Düzende tıkanmaların ve eskisi gibi yürüyememenin yaşandığı dönemlerde ise, düşünceler sorun yüklüdür. Daha çok İkinci Doğa’yı işlerler. Bu dönemler yeni dinsel ve felsefi arayışların hızlandığı dönemlerdir. Sorunlardan çıkış yeni düşüncelerde, din ve felsefe arayışlarında görülmektedir.
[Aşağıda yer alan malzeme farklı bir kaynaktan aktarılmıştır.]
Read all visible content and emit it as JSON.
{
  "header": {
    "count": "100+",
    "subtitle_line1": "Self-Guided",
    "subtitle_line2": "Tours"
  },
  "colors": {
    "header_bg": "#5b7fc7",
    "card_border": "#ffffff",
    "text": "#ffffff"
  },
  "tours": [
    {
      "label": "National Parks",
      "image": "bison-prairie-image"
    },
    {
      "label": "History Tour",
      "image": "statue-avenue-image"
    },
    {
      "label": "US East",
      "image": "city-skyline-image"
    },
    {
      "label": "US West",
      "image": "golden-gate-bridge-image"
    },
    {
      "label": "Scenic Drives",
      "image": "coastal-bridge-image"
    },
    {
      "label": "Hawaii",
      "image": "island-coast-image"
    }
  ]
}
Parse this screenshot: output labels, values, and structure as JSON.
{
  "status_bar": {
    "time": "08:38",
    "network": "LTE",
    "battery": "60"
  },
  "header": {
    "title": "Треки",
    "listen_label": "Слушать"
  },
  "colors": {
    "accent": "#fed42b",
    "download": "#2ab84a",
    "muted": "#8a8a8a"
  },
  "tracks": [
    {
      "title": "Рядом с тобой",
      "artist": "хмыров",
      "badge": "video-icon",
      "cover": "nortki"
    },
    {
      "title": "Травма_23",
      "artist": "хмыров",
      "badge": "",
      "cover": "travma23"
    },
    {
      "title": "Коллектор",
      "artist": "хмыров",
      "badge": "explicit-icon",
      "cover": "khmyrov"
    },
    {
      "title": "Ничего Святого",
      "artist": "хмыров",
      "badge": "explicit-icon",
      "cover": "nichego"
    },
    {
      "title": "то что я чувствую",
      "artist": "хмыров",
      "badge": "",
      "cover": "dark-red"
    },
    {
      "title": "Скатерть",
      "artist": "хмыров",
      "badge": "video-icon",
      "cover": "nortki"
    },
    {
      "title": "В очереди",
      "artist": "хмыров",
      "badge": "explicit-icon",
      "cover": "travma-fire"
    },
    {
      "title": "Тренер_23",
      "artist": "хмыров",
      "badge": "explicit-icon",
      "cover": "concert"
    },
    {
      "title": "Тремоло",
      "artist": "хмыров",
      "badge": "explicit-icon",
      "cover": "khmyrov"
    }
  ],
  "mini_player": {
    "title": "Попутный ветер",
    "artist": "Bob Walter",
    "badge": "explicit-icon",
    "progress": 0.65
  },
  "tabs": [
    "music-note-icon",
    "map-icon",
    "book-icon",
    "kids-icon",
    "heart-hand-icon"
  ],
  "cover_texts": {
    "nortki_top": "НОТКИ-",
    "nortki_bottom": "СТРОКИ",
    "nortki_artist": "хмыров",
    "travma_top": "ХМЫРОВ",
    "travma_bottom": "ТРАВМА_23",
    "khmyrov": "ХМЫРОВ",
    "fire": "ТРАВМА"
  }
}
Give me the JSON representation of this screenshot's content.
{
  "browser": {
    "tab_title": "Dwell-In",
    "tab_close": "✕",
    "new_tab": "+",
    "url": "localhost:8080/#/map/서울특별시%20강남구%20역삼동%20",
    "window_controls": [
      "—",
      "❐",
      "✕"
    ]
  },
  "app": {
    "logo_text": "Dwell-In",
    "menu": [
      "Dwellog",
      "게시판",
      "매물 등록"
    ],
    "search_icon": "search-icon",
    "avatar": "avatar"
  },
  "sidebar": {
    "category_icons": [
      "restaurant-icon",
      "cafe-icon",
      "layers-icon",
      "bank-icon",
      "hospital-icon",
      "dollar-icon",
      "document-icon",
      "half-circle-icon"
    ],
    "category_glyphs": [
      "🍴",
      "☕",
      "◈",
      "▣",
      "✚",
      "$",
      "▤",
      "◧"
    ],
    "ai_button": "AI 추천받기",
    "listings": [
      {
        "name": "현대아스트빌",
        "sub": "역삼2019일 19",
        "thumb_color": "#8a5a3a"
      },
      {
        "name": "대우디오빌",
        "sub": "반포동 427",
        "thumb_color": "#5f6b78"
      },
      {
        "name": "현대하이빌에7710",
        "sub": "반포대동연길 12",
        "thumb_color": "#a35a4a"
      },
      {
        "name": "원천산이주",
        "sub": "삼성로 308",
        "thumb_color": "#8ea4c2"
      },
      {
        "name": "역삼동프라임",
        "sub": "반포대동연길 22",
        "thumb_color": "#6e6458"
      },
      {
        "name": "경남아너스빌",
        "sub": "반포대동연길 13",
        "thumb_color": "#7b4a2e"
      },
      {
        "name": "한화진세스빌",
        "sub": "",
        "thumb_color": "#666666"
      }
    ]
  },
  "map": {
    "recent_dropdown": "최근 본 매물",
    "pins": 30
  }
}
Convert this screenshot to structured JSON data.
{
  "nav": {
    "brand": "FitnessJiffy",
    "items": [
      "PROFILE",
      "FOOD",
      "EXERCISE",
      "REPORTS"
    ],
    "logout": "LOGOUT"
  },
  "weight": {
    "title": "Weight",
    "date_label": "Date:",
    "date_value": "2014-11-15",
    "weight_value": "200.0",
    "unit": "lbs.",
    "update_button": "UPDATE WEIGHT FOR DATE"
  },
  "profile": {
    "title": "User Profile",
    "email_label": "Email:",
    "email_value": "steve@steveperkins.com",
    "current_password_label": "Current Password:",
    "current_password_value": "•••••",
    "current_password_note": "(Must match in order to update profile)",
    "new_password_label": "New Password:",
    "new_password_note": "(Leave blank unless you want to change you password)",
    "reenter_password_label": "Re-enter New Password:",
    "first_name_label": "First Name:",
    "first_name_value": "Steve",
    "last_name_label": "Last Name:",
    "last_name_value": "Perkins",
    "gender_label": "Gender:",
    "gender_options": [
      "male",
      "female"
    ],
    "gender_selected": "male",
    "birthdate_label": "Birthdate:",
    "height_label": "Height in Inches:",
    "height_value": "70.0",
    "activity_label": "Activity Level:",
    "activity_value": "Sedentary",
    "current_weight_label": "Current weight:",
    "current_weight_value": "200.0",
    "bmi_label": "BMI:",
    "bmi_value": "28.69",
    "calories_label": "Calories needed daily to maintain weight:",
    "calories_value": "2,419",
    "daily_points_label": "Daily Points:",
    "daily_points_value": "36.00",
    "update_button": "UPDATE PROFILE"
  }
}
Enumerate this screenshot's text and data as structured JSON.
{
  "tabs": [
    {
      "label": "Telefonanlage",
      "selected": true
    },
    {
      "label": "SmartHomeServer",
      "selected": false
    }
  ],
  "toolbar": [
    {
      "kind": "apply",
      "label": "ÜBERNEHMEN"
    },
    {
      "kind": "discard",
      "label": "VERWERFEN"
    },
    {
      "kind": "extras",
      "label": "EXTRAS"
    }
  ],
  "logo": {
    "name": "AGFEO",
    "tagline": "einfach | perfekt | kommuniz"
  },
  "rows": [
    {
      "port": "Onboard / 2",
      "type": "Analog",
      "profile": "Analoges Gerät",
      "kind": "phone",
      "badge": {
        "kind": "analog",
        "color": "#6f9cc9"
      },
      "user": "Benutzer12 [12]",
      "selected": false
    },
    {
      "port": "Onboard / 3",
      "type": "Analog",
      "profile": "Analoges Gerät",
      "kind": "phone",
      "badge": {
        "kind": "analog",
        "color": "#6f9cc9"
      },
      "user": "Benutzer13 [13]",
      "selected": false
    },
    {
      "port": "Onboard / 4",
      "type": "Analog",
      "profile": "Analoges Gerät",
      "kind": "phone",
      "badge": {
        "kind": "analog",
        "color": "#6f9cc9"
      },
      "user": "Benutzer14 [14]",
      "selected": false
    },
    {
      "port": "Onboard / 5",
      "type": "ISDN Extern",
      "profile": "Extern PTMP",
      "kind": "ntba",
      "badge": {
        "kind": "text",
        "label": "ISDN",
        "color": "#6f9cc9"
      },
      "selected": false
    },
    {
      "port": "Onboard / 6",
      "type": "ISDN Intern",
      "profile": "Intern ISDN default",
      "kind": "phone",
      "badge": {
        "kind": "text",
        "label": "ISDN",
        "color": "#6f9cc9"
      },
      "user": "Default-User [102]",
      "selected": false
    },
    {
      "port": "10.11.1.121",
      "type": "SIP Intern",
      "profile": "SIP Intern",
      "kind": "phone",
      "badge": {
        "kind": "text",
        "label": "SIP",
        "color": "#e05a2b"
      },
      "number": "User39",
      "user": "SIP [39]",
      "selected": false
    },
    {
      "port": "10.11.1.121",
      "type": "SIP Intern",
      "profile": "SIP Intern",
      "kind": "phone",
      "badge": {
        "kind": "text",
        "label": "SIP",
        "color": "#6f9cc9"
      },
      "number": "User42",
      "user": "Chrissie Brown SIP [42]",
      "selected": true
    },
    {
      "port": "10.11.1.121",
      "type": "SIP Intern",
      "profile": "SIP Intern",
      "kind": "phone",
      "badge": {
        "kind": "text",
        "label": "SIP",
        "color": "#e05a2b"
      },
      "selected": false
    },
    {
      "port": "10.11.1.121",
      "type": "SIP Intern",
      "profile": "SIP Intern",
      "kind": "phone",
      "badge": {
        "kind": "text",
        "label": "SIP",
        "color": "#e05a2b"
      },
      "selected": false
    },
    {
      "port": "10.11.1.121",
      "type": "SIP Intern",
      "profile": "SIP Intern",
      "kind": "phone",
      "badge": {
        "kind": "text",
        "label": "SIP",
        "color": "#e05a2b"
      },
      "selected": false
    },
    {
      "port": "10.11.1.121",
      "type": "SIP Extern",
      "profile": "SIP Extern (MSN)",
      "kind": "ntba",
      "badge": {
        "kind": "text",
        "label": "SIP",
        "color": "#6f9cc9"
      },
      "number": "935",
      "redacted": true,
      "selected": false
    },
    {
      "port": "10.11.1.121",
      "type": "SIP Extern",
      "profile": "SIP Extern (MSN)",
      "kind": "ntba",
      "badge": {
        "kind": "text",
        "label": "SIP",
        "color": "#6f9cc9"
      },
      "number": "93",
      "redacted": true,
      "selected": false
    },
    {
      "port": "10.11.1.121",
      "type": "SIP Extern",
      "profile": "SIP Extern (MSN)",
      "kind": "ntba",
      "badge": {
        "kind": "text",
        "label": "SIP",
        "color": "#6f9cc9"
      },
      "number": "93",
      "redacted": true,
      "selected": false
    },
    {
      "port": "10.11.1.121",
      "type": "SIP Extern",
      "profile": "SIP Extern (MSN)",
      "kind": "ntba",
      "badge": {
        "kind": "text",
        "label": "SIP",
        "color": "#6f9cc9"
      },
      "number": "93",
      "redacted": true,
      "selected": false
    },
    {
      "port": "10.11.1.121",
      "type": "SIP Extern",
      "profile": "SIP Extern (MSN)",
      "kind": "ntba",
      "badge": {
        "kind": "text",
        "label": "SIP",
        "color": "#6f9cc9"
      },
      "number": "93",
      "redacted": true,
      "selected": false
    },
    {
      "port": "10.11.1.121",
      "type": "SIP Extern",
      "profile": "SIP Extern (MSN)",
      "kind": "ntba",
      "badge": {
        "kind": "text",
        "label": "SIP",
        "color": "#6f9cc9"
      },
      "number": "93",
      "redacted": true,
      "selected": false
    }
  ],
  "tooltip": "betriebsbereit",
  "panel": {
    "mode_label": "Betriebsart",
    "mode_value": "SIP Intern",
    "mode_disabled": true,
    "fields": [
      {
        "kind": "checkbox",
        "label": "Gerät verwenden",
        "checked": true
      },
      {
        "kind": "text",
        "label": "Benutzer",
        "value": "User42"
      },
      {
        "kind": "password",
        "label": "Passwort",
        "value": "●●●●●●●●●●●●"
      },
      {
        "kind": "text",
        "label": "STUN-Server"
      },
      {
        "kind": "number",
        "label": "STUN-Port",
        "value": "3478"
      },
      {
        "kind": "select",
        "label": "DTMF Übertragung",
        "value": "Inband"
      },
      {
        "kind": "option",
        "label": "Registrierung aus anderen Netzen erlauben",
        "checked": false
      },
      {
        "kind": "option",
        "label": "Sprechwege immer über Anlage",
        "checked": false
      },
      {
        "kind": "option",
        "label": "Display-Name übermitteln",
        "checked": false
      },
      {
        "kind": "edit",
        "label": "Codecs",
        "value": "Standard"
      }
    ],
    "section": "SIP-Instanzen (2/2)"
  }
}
Tarihte büyük düşünce hamlelerinin yaşandığı bu refah ve sorun dönemlerinin düşünsel akışını tüm uygarlıklarda izlemek mümkündür. Sümer toplumunun büyük refah döneminde tüm büyük dinleri, felsefe ve bilimleri, sanat ekollerini etkileyen muhteşem bir mitolojik düşünce çıkışına tanık olmaktayız. Hiçbir büyük din, felsefi anlayış, sanat ve bilim anlayışı yoktur ki, bu Sümer düşünce çıkışından etkilenmemiş olsun. Antik Çağ Yunanistan’ındaki düşünce çıkışı da başlangıçtaki refah toplumuyla ilgilidir. Sümerlerde Mezopotamya’nın verimli coğrafyası bu refahın temelinde yatarken, Yunanistan’da Ege’nin her iki kıyısında bu verimlilik sağlanmıştır. Sümerlerdeki mitolojiye karşılık, İonya’da felsefi düşünce öne çıkmıştır. Bilim ve sanatta gelişmeler devrimsel boyuttadır. Batı Avrupa ise, benzer bir refah patlamasıyla büyük düşünce çıkışını 16. yüzyıldan itibaren dünya çapında etkili kılacaktır.
Dikkat çeken husus, her üç refah deneyiminde düşünce devrimlerinin Birinci Doğa’ya ilişkin olarak başlangıç yapmasıdır. Ancak refahın hızı kesildiğinde ve bunalımlar patlak verdiğinde İkinci Doğa üzerine tartışmalar ağırlık kazanmakta, yeni düşünceler yeni arayışlarla yüklü olmaktadır. Bir kısım düşünce eski refah ve düzen döneminin anısıyla yüklü olarak hep geçmişi ararken, yenilikçi olanlar düzen bozukluğundan ve bunalımın ağırlığından şikâyet edip ütopik düşünceler üretirler. Yeni toplumsal biçimlerden bolca bahsedilir. Çok sayıda toplum bu arayışlar sonucunda oluşur. Din ve mezhep topluluklarından tutalım, yeni kabile boylarının türemesine kadar, hatta Avrupa örneğinde gördüğümüz ulus oluşumlarına varana dek toplumsal biçimlenmeler gerçekleşir.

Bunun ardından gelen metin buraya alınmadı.